Selva trágica está muy lejos de esta vertiente social del cine mexicano. Olaizola no persigue un cine de denuncia, ni trata de reflejar una problemática social de forma explícita, aunque no por ello sus inquietudes dejan de ser plenamente actuales. De hecho, en una maniobra elíptica, la película propone un acercamiento a un pasado a priori distante—años 20, la expedición de un grupo de trabajadores en la selva maya—para reflexionar sobre la frontera y la relación del ser humano con el medio ambiente, dos realidades urgentes en el continente americano. La película se aproxima a la frontera entendida desde una perspectiva casi mítica, abstracta, y la identifica con la selva a la que alude el título. A un lado y a otro de esa frontera se sitúan mexicanos e ingleses, enfrentados entre sí, pero con la explotación de los recursos naturales de la selva como objetivo común. Ambos lados comparten, también, el deseo por dominar y poseer a Agnes (Indira Rubie Andrewin), el único personaje femenino de la película, una joven beliceña que es secuestrada por los trabajadores mexicanos cuando huía de su captor inglés. El discurso de la película, en este sentido, no se establece tanto en torno al conflicto México-Inglaterra, sino más bien en la dialéctica naturaleza vs. hombre, en la que lo femenino—a través del personaje de Agnes—juega como un aliado de la propia selva.

Selva Trágica, de Yulene Olaizola

La selva/frontera se reivindica en el desarrollo de la película como una fuerza capaz de resistir los envites de los hombres que tratan de dominarla. Se convierte en la protagonista de la historia gracias a una atmósfera inmersiva, generada por la atención visual al paisaje y, sobre todo, por un énfasis en el sonido que recuerda a lo mejor del cine de Apichatpong Weerasethakul.
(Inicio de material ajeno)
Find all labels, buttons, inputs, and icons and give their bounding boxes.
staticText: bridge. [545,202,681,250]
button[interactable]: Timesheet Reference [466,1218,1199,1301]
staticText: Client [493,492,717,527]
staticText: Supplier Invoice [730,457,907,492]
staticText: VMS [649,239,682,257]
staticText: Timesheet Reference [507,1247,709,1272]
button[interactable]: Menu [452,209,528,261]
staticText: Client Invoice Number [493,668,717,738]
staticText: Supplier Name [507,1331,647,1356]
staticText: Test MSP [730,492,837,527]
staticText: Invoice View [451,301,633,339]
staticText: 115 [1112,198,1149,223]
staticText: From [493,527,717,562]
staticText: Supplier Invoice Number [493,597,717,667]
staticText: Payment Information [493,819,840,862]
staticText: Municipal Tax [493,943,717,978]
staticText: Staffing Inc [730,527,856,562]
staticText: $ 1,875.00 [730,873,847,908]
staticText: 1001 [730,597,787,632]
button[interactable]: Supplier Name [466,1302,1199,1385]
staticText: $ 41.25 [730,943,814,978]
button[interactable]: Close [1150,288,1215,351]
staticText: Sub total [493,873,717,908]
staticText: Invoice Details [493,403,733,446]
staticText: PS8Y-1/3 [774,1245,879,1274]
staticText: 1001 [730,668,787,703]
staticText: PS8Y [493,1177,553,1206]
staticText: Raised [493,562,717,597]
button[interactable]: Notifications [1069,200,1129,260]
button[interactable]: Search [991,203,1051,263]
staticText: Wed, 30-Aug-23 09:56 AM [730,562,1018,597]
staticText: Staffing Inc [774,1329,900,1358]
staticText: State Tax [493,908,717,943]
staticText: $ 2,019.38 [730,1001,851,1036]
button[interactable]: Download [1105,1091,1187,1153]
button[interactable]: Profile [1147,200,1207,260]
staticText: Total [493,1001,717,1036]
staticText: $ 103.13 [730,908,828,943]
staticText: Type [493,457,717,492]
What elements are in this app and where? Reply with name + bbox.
Pese a lo críptica que puede resultar a ratos la propuesta, hay en ella un claro discurso medioambiental, y por supuesto una visión muy concreta de la frontera como espacio fílmico. La frontera es una vez más territorio de conflicto, pero a su vez se revela como un lugar en el que la unión es posible—entre la propia selva y Agnes—y en el que se subvierten los códigos explotadores y machistas que rigen la civilización. De alguna forma, la frontera se percibe como un espacio de oportunidad, en el que la feminidad, de la mano de la naturaleza, se rebela contra el status quo. Creo que este no sólo es un acercamiento feminista a la frontera, sino que también es uno sin precedentes en la cinematografía mexicana. Desde un enfoque que parece muy alejado de la realidad más inmediata, quizás Olaizola alumbre una de las visiones más novedosas de la frontera en el cine reciente, aunque su falta de progresión narrativa dejará a muchos espectadores fuera del juego que propone.
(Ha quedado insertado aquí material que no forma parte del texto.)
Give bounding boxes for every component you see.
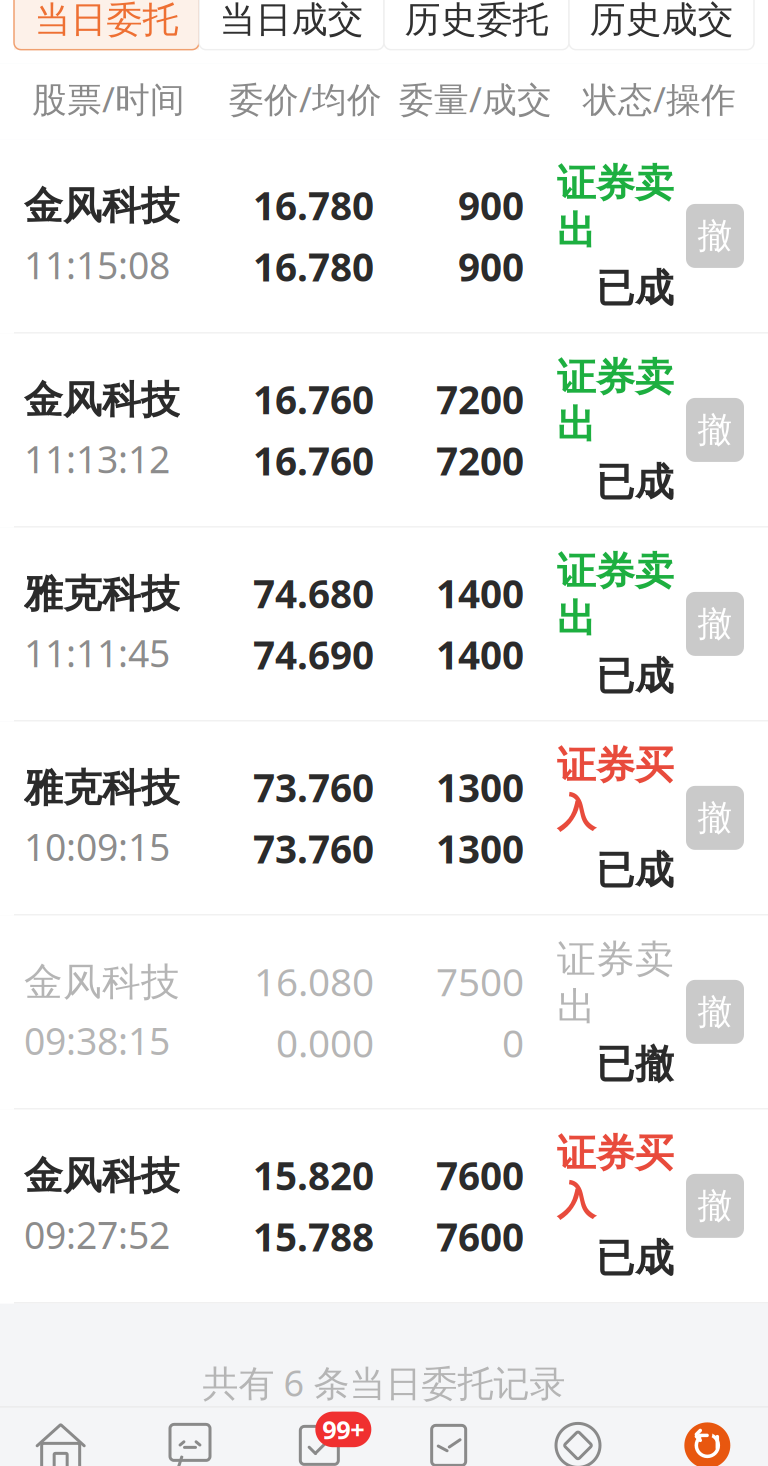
staticText: 15.820 xyxy=(253,1150,374,1201)
staticText: 7200 xyxy=(436,374,524,425)
staticText: 证券卖出 xyxy=(557,160,674,255)
staticText: 16.780 xyxy=(253,241,374,292)
staticText: 11:13:12 xyxy=(24,434,170,484)
staticText: 雅克科技 xyxy=(24,570,180,618)
staticText: 1400 xyxy=(436,568,524,619)
staticText: 900 xyxy=(458,241,524,292)
staticText: 撤 xyxy=(698,409,732,451)
staticText: 已成 xyxy=(596,265,674,312)
button[interactable]: 撤 xyxy=(686,398,744,462)
staticText: 11:15:08 xyxy=(24,240,170,290)
staticText: 历史成交 xyxy=(590,0,734,42)
staticText: 委量/成交 xyxy=(399,76,552,122)
staticText: 73.760 xyxy=(253,823,374,874)
button[interactable]: 历史成交 xyxy=(569,0,754,50)
staticText: 当日成交 xyxy=(220,0,364,42)
staticText: 09:38:15 xyxy=(24,1016,170,1065)
staticText: 已成 xyxy=(596,1235,674,1282)
staticText: 16.760 xyxy=(253,435,374,486)
staticText: 股票/时间 xyxy=(32,76,185,122)
button[interactable]: 撤 xyxy=(686,204,744,268)
staticText: 16.080 xyxy=(254,956,374,1007)
staticText: 1400 xyxy=(436,629,524,680)
button[interactable]: 撤 xyxy=(686,980,744,1044)
staticText: 雅克科技 xyxy=(24,764,180,812)
button[interactable]: 历史委托 xyxy=(384,0,569,50)
staticText: 15.788 xyxy=(253,1211,374,1262)
button[interactable]: 当日委托 xyxy=(14,0,199,50)
staticText: 10:09:15 xyxy=(24,822,170,871)
staticText: 证券买入 xyxy=(557,1130,674,1225)
staticText: 金风科技 xyxy=(24,1152,180,1200)
staticText: 证券买入 xyxy=(557,742,674,837)
button[interactable]: 当日成交 xyxy=(199,0,384,50)
button[interactable]: 社区 xyxy=(125,1419,255,1466)
staticText: 撤 xyxy=(698,603,732,645)
button[interactable]: 首页 xyxy=(0,1419,125,1466)
staticText: 99+ xyxy=(322,1413,364,1446)
staticText: 1300 xyxy=(436,823,524,874)
button[interactable]: 99+ xyxy=(255,1419,384,1466)
staticText: 0 xyxy=(502,1017,524,1068)
staticText: 当日委托 xyxy=(34,0,178,42)
staticText: 撤 xyxy=(698,991,732,1033)
staticText: 已撤 xyxy=(596,1041,674,1088)
button[interactable]: 理财 xyxy=(513,1419,643,1466)
button[interactable]: 交易 xyxy=(643,1419,768,1466)
staticText: 共有 6 条当日委托记录 xyxy=(202,1359,566,1406)
staticText: 7200 xyxy=(436,435,524,486)
staticText: 已成 xyxy=(596,847,674,894)
staticText: 撤 xyxy=(698,215,732,257)
staticText: 撤 xyxy=(698,1185,732,1227)
staticText: 撤 xyxy=(698,797,732,839)
staticText: 0.000 xyxy=(276,1017,374,1068)
staticText: 1300 xyxy=(436,762,524,813)
staticText: 74.680 xyxy=(253,568,374,619)
staticText: 证券卖出 xyxy=(557,548,674,643)
staticText: 历史委托 xyxy=(404,0,548,42)
staticText: 16.780 xyxy=(253,180,374,231)
staticText: 金风科技 xyxy=(24,376,180,424)
staticText: 证券卖出 xyxy=(557,936,674,1031)
staticText: 状态/操作 xyxy=(583,76,736,122)
staticText: 09:27:52 xyxy=(24,1210,170,1259)
staticText: 已成 xyxy=(596,459,674,506)
staticText: 委价/均价 xyxy=(229,76,382,122)
staticText: 证券卖出 xyxy=(557,354,674,449)
button[interactable]: 行情 xyxy=(384,1419,513,1466)
staticText: 7600 xyxy=(436,1150,524,1201)
staticText: 金风科技 xyxy=(24,958,180,1006)
staticText: 金风科技 xyxy=(24,182,180,230)
button[interactable]: 撤 xyxy=(686,592,744,656)
staticText: 73.760 xyxy=(253,762,374,813)
staticText: 11:11:45 xyxy=(24,628,170,678)
staticText: 7500 xyxy=(436,956,524,1007)
button[interactable]: 撤 xyxy=(686,1174,744,1238)
staticText: 16.760 xyxy=(253,374,374,425)
staticText: 900 xyxy=(458,180,524,231)
button[interactable]: 撤 xyxy=(686,786,744,850)
staticText: 7600 xyxy=(436,1211,524,1262)
staticText: 已成 xyxy=(596,653,674,700)
staticText: 74.690 xyxy=(253,629,374,680)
Desde opciones estéticas muy dispares, es interesante comprobar cómo Sin señas particulares y Selva trágica, de alguna forma, dialogan entre sí a cuenta del espacio fronterizo. La frontera se reivindica otra vez como un elemento central en el cine mexicano, que con toda seguridad volverá a figurar en muchas de las historias que se rodarán en el futuro. Estas dos películas, sin embargo, demuestran que es posible ir más allá del tópico, y repensar la frontera, desde una mirada femenina, para explorar todas sus contradicciones. Cuando el cine made in USA tiende a simplificar el conflicto fronterizo, es casi una obligación para el cine latinoamericano—con México a la cabeza—abrir nuevos horizontes en la representación de la frontera.